Brentili'ik shivered and followed Harvey's example, bringing up a tray of salted nuts to eat.
General Imak Takilikakik saw the memes coming across and stared at them for a moment. They represented a sharp increase in moral. He chewed on his lower lip a moment then walked over to the holotable where several of his men were looking over a new design for a broodcarrier sling. He pinged his datalink for a tidbit of information and nodded to himself.

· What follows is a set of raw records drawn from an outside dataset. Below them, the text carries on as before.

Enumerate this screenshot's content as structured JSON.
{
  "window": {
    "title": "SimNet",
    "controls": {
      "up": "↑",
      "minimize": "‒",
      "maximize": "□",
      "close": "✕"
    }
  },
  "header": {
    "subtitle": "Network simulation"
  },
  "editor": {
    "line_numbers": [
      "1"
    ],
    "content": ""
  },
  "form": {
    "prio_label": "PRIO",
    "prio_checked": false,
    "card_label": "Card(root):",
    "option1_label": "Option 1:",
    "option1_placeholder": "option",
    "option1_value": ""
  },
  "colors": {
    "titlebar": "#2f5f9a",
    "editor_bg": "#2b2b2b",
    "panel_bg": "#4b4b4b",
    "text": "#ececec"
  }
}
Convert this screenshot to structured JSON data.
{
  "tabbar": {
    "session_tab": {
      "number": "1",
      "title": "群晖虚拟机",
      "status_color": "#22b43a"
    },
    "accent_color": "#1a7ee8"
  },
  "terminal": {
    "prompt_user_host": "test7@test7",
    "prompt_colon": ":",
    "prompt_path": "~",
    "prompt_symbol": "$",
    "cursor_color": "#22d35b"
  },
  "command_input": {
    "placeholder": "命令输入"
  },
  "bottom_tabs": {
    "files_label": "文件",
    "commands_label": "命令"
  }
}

"I want you to switch to a priority," Tic-Tak said, nodding to himself. "There are four thousand three hundred eighty-two Telkan in our beloved Corps doing various jobs. You will run off male and female Telkan in uniforms, soft stuffies and action figures. Ensure that all podlings and broodcarriers of service members are given one. I want 'Doyourpart' posters drawn up and one that says..." he paused for a moment, thinking. "have it say: 'They fight so we can escape' and 'Telkan Will Live On!' on them."
His men all nodded as Tic-Tak turned around, walking away.
What he'd seen on those pictures scared the ever-lilving hell out of him.
He knew, in his heart, he'd have not only spent the whole time screaming, he'd have probably fouled his armor.